I don't believe a single word this article says. Apparently the "real author" (the human being who wrote the original prompt to generate this article) only intend to use this article to generate clicks and engagement but don't care at all about what's in there.
The idea is simple*: Instead of users rating content, AI does it based on fact check.
None. Zero products or roadmaps on that.
Worse than that, people don't want this. It might tell them that they are wrong, with no chance to get your buddies to upvote you or game the system socially. It would probably flop.
Both AI companies and users want control, they want to game stuff.

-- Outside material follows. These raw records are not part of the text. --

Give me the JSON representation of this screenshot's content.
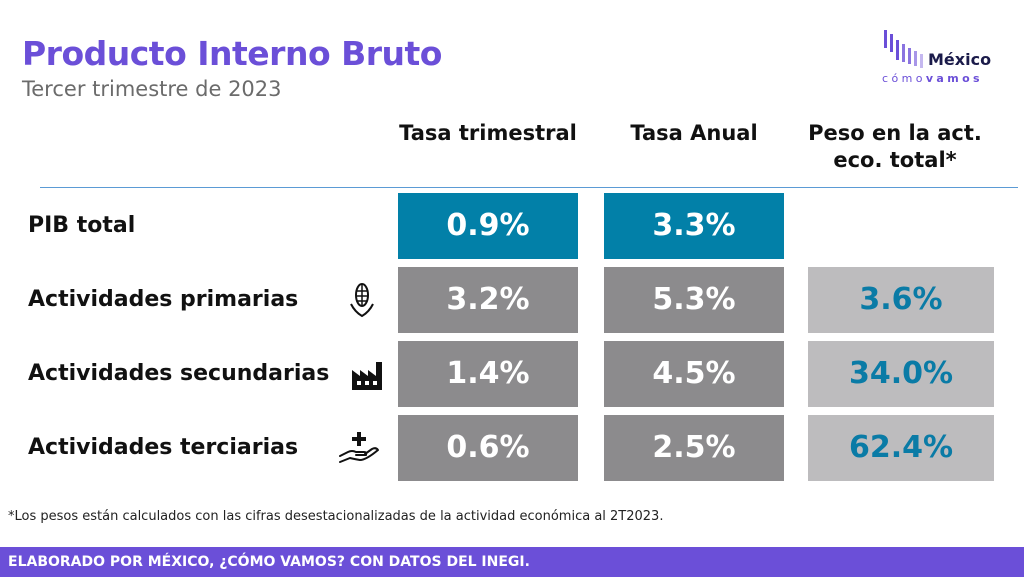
{
  "header": {
    "title": "Producto Interno Bruto",
    "subtitle": "Tercer trimestre de 2023"
  },
  "logo": {
    "name": "México",
    "tagline_a": "cómo",
    "tagline_b": "vamos",
    "color": "#6b4fd8"
  },
  "columns": [
    {
      "label": "Tasa trimestral"
    },
    {
      "label": "Tasa Anual"
    },
    {
      "label": "Peso en la act. eco. total*"
    }
  ],
  "rows": [
    {
      "label": "PIB total",
      "icon": "",
      "trimestral": "0.9%",
      "anual": "3.3%",
      "peso": ""
    },
    {
      "label": "Actividades primarias",
      "icon": "corn-icon",
      "trimestral": "3.2%",
      "anual": "5.3%",
      "peso": "3.6%"
    },
    {
      "label": "Actividades secundarias",
      "icon": "factory-icon",
      "trimestral": "1.4%",
      "anual": "4.5%",
      "peso": "34.0%"
    },
    {
      "label": "Actividades terciarias",
      "icon": "hand-plus-icon",
      "trimestral": "0.6%",
      "anual": "2.5%",
      "peso": "62.4%"
    }
  ],
  "colors": {
    "accent": "#6b4fd8",
    "pib_cell": "#0280a8",
    "rate_cell": "#8c8b8d",
    "weight_cell": "#bdbcbe",
    "weight_text": "#0a7ba6"
  },
  "footnote": "*Los pesos están calculados con las cifras desestacionalizadas de la actividad económica al 2T2023.",
  "footer": "ELABORADO POR MÉXICO, ¿CÓMO VAMOS? CON DATOS DEL INEGI."
}
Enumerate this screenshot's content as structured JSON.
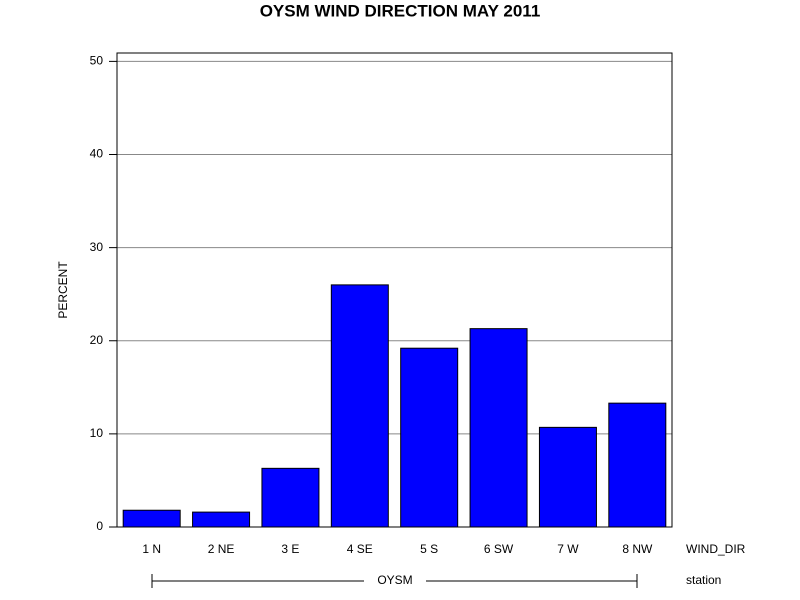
{
  "chart_data": {
    "type": "bar",
    "title": "OYSM WIND DIRECTION MAY 2011",
    "y_label": "PERCENT",
    "x_label": "WIND_DIR",
    "group_label": "station",
    "group": "OYSM",
    "categories": [
      "1 N",
      "2 NE",
      "3 E",
      "4 SE",
      "5 S",
      "6 SW",
      "7 W",
      "8 NW"
    ],
    "values": [
      1.8,
      1.6,
      6.3,
      26.0,
      19.2,
      21.3,
      10.7,
      13.3
    ],
    "color": "#0000ff",
    "ylim": [
      0,
      50.9
    ],
    "yticks": [
      0,
      10,
      20,
      30,
      40,
      50
    ],
    "grid": true
  }
}
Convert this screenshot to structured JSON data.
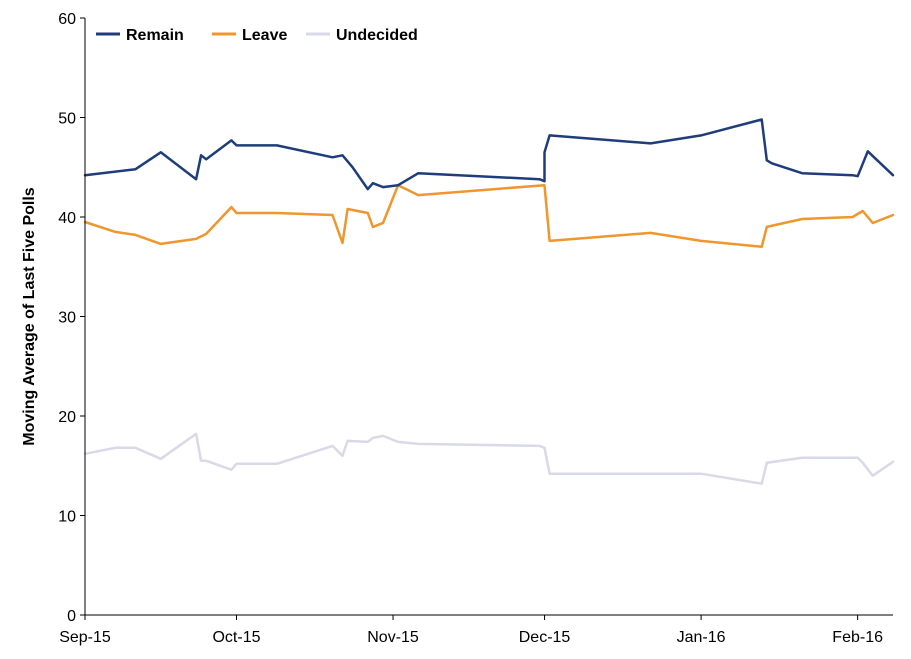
{
  "chart_data": {
    "type": "line",
    "title": "",
    "xlabel": "",
    "ylabel": "Moving Average of Last Five Polls",
    "ylim": [
      0,
      60
    ],
    "yticks": [
      0,
      10,
      20,
      30,
      40,
      50,
      60
    ],
    "xlim": [
      "2015-09-01",
      "2016-02-08"
    ],
    "xticks": [
      {
        "date": "2015-09-01",
        "label": "Sep-15"
      },
      {
        "date": "2015-10-01",
        "label": "Oct-15"
      },
      {
        "date": "2015-11-01",
        "label": "Nov-15"
      },
      {
        "date": "2015-12-01",
        "label": "Dec-15"
      },
      {
        "date": "2016-01-01",
        "label": "Jan-16"
      },
      {
        "date": "2016-02-01",
        "label": "Feb-16"
      }
    ],
    "grid": false,
    "legend": "top-left",
    "series": [
      {
        "name": "Remain",
        "color": "#1f3d7a",
        "points": [
          [
            "2015-09-01",
            44.2
          ],
          [
            "2015-09-11",
            44.8
          ],
          [
            "2015-09-16",
            46.5
          ],
          [
            "2015-09-23",
            43.8
          ],
          [
            "2015-09-24",
            46.2
          ],
          [
            "2015-09-25",
            45.8
          ],
          [
            "2015-09-30",
            47.7
          ],
          [
            "2015-10-01",
            47.2
          ],
          [
            "2015-10-09",
            47.2
          ],
          [
            "2015-10-20",
            46.0
          ],
          [
            "2015-10-22",
            46.2
          ],
          [
            "2015-10-24",
            45.0
          ],
          [
            "2015-10-27",
            42.8
          ],
          [
            "2015-10-28",
            43.4
          ],
          [
            "2015-10-30",
            43.0
          ],
          [
            "2015-11-02",
            43.2
          ],
          [
            "2015-11-06",
            44.4
          ],
          [
            "2015-11-30",
            43.8
          ],
          [
            "2015-11-31",
            43.6
          ],
          [
            "2015-12-01",
            46.5
          ],
          [
            "2015-12-02",
            48.2
          ],
          [
            "2015-12-22",
            47.4
          ],
          [
            "2016-01-01",
            48.2
          ],
          [
            "2016-01-13",
            49.8
          ],
          [
            "2016-01-14",
            45.7
          ],
          [
            "2016-01-15",
            45.4
          ],
          [
            "2016-01-21",
            44.4
          ],
          [
            "2016-01-31",
            44.2
          ],
          [
            "2016-02-01",
            44.1
          ],
          [
            "2016-02-03",
            46.6
          ],
          [
            "2016-02-08",
            44.2
          ]
        ]
      },
      {
        "name": "Leave",
        "color": "#f0962e",
        "points": [
          [
            "2015-09-01",
            39.5
          ],
          [
            "2015-09-07",
            38.5
          ],
          [
            "2015-09-11",
            38.2
          ],
          [
            "2015-09-16",
            37.3
          ],
          [
            "2015-09-23",
            37.8
          ],
          [
            "2015-09-25",
            38.3
          ],
          [
            "2015-09-30",
            41.0
          ],
          [
            "2015-10-01",
            40.4
          ],
          [
            "2015-10-09",
            40.4
          ],
          [
            "2015-10-20",
            40.2
          ],
          [
            "2015-10-22",
            37.4
          ],
          [
            "2015-10-23",
            40.8
          ],
          [
            "2015-10-27",
            40.4
          ],
          [
            "2015-10-28",
            39.0
          ],
          [
            "2015-10-30",
            39.4
          ],
          [
            "2015-11-02",
            43.2
          ],
          [
            "2015-11-06",
            42.2
          ],
          [
            "2015-11-31",
            43.2
          ],
          [
            "2015-12-02",
            37.6
          ],
          [
            "2015-12-22",
            38.4
          ],
          [
            "2016-01-01",
            37.6
          ],
          [
            "2016-01-13",
            37.0
          ],
          [
            "2016-01-14",
            39.0
          ],
          [
            "2016-01-21",
            39.8
          ],
          [
            "2016-01-31",
            40.0
          ],
          [
            "2016-02-02",
            40.6
          ],
          [
            "2016-02-04",
            39.4
          ],
          [
            "2016-02-08",
            40.2
          ]
        ]
      },
      {
        "name": "Undecided",
        "color": "#d9d9e8",
        "points": [
          [
            "2015-09-01",
            16.2
          ],
          [
            "2015-09-07",
            16.8
          ],
          [
            "2015-09-11",
            16.8
          ],
          [
            "2015-09-16",
            15.7
          ],
          [
            "2015-09-23",
            18.2
          ],
          [
            "2015-09-24",
            15.5
          ],
          [
            "2015-09-25",
            15.5
          ],
          [
            "2015-09-30",
            14.6
          ],
          [
            "2015-10-01",
            15.2
          ],
          [
            "2015-10-09",
            15.2
          ],
          [
            "2015-10-20",
            17.0
          ],
          [
            "2015-10-22",
            16.0
          ],
          [
            "2015-10-23",
            17.5
          ],
          [
            "2015-10-27",
            17.4
          ],
          [
            "2015-10-28",
            17.8
          ],
          [
            "2015-10-30",
            18.0
          ],
          [
            "2015-11-02",
            17.4
          ],
          [
            "2015-11-06",
            17.2
          ],
          [
            "2015-11-30",
            17.0
          ],
          [
            "2015-11-31",
            16.8
          ],
          [
            "2015-12-02",
            14.2
          ],
          [
            "2015-12-22",
            14.2
          ],
          [
            "2016-01-01",
            14.2
          ],
          [
            "2016-01-13",
            13.2
          ],
          [
            "2016-01-14",
            15.3
          ],
          [
            "2016-01-21",
            15.8
          ],
          [
            "2016-02-01",
            15.8
          ],
          [
            "2016-02-02",
            15.3
          ],
          [
            "2016-02-04",
            14.0
          ],
          [
            "2016-02-08",
            15.4
          ]
        ]
      }
    ]
  }
}
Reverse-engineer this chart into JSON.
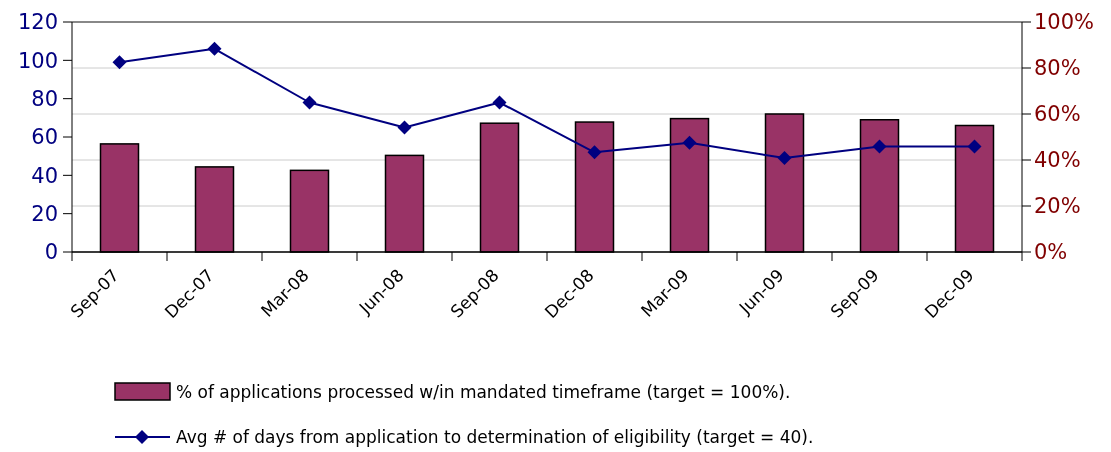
{
  "chart_data": {
    "type": "bar",
    "categories": [
      "Sep-07",
      "Dec-07",
      "Mar-08",
      "Jun-08",
      "Sep-08",
      "Dec-08",
      "Mar-09",
      "Jun-09",
      "Sep-09",
      "Dec-09"
    ],
    "series": [
      {
        "name": "% of applications processed w/in mandated timeframe (target = 100%).",
        "axis": "y2",
        "color": "#993366",
        "values": [
          47,
          37,
          35.5,
          42,
          56,
          56.5,
          58,
          60,
          57.5,
          55
        ]
      },
      {
        "name": "Avg # of days from application to determination of eligibility (target = 40).",
        "type": "line",
        "axis": "y",
        "color": "#000080",
        "marker": "diamond",
        "values": [
          99,
          106,
          78,
          65,
          78,
          52,
          57,
          49,
          55,
          55
        ]
      }
    ],
    "ylim": [
      0,
      120
    ],
    "yticks": [
      0,
      20,
      40,
      60,
      80,
      100,
      120
    ],
    "y2lim": [
      0,
      100
    ],
    "y2ticks": [
      {
        "value": 0,
        "label": "0%"
      },
      {
        "value": 20,
        "label": "20%"
      },
      {
        "value": 40,
        "label": "40%"
      },
      {
        "value": 60,
        "label": "60%"
      },
      {
        "value": 80,
        "label": "80%"
      },
      {
        "value": 100,
        "label": "100%"
      }
    ],
    "grid": true,
    "legend": "bottom"
  }
}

LMArena is ideal for that.
---
* I know it's a simple idea, but hard to achieve, and I'm not underestimating the difficulty. Doesn't matter thuogh: no one is even signaling the intention of solving it. Harder problems have been signaled (protein research, math).
> They're not reading carefully. They're not fact-checking, or even trying.
Uhhh, how was that established?
A voting system open to the public is completely screwed even if somehow its incentives are optimized toward strongly encouraging ideal behavior.